Designers at the start of their careers go into the workplace equipped with many great ideas, and a little experience. Whether they integrate into commercial companies or open their own brand, the gap between ideas and reality is expensive. Why? Because of the uncertainty.
Early in my days as a designer, I was called to the boss’s office. I spinelessly sat down and with unquestioned authority, he asked in frustration: “Why don’t you design me more hits, more best sellers?”
He did not mean, heaven forbid, to send me into a singing career, but asked himself for the best of the best. Products that will be sold quickly and easily without going from the beginning season to the end of the season with blood and sweat, but with no yield or profit.
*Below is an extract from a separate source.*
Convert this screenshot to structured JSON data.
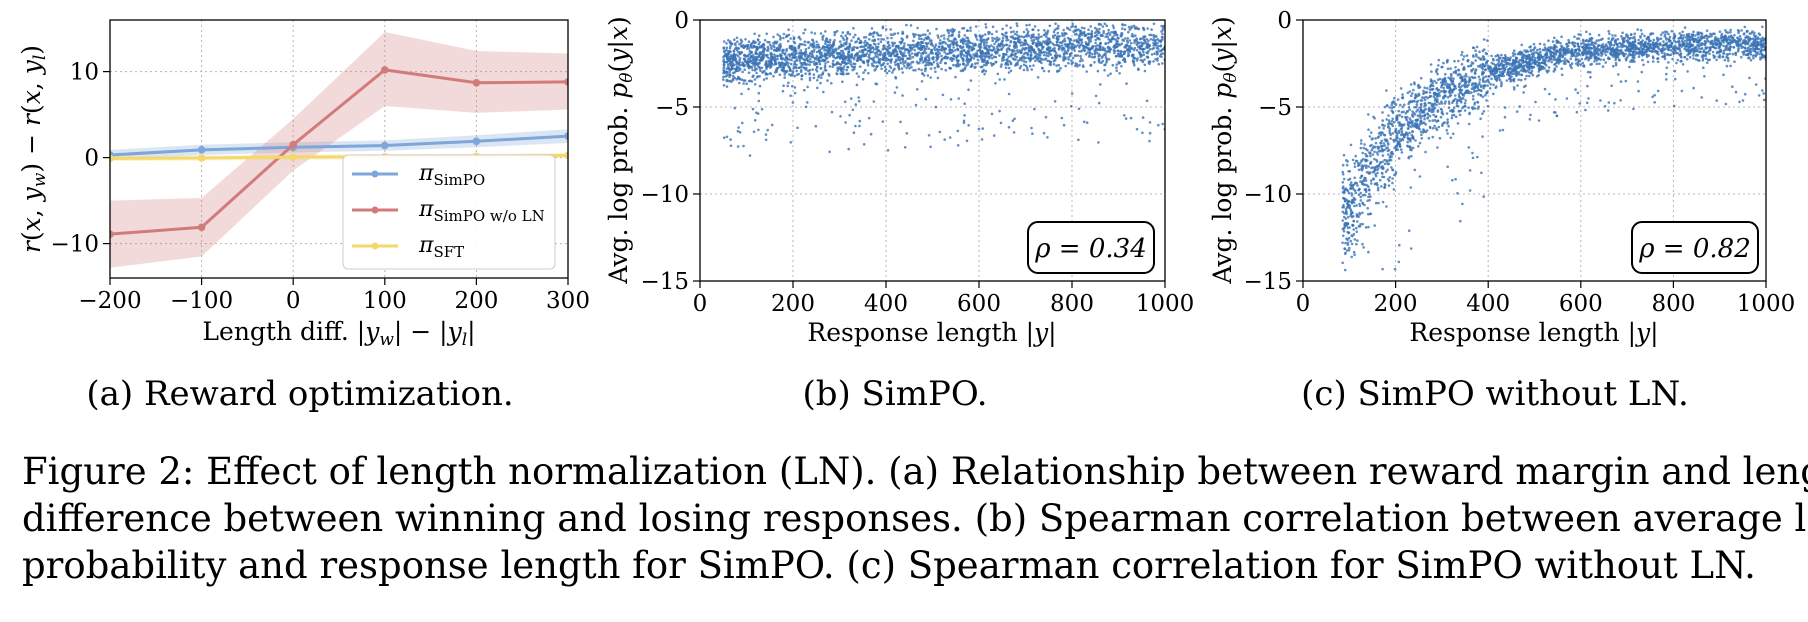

A more experienced and confident designer herself would have found a witty and educated answer. But I? That shared the design bench with Dalia Kaposa, who was born a genius designer even before she studied fashion design, I saw it as a glorious declaration of professional failure.
A long time later, both the designer and management teams together came involved in this philosophical issue: Is it possible to design a commercial garment in a premeditated fashion? Is it possible to know in advance if a model will be loved and desirable as it is? In the look, in the cut, in the price? Can I become a hit machine like Ed Sheeran or is this something that happens in hindsight? How does a hit know it’s a hit?
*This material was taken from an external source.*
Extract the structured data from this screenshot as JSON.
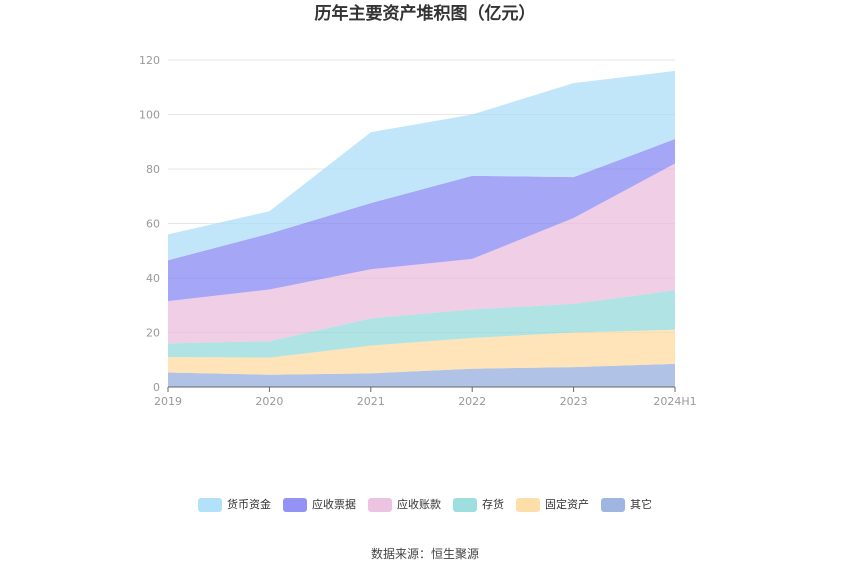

Years have passed since then, dozens of dresses have passed under our hands, and we still can not say with certainty which design will be nice to our bank accounts.
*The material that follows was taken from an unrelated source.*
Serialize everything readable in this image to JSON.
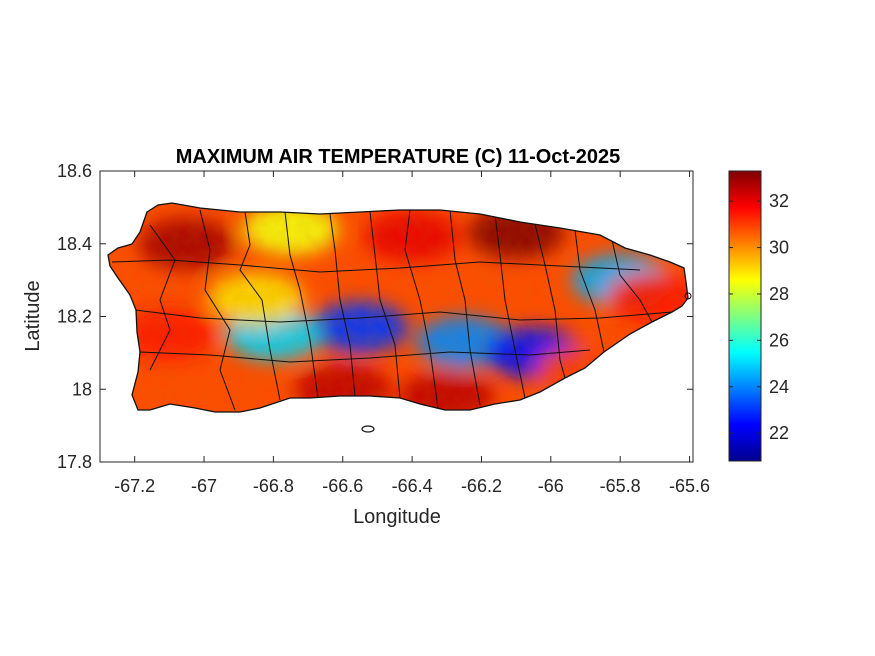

Something which knows more about predictability is the voting platform that allows people to respond, offer, disqualify, or elevate models which we pitch. The models that start out as an illustration, continues to serve as a pre-order and then finally arrives at the site and the shops. This week we brought up the dresses designed by the students from the Shankar Fashion Department for an early sale.
We measured your votes for the students’ dresses, checked which models you had purchased at the early auction, and no doubt found the answer to the issue we had dealt with many years ago: does a hit know if its a hit? — YES! And who makes a hit a hit? YOU, the customers! So let’s get to know the talented illustrators and share them: their love? Any suggestions for improvement? Because if you do not say how we know?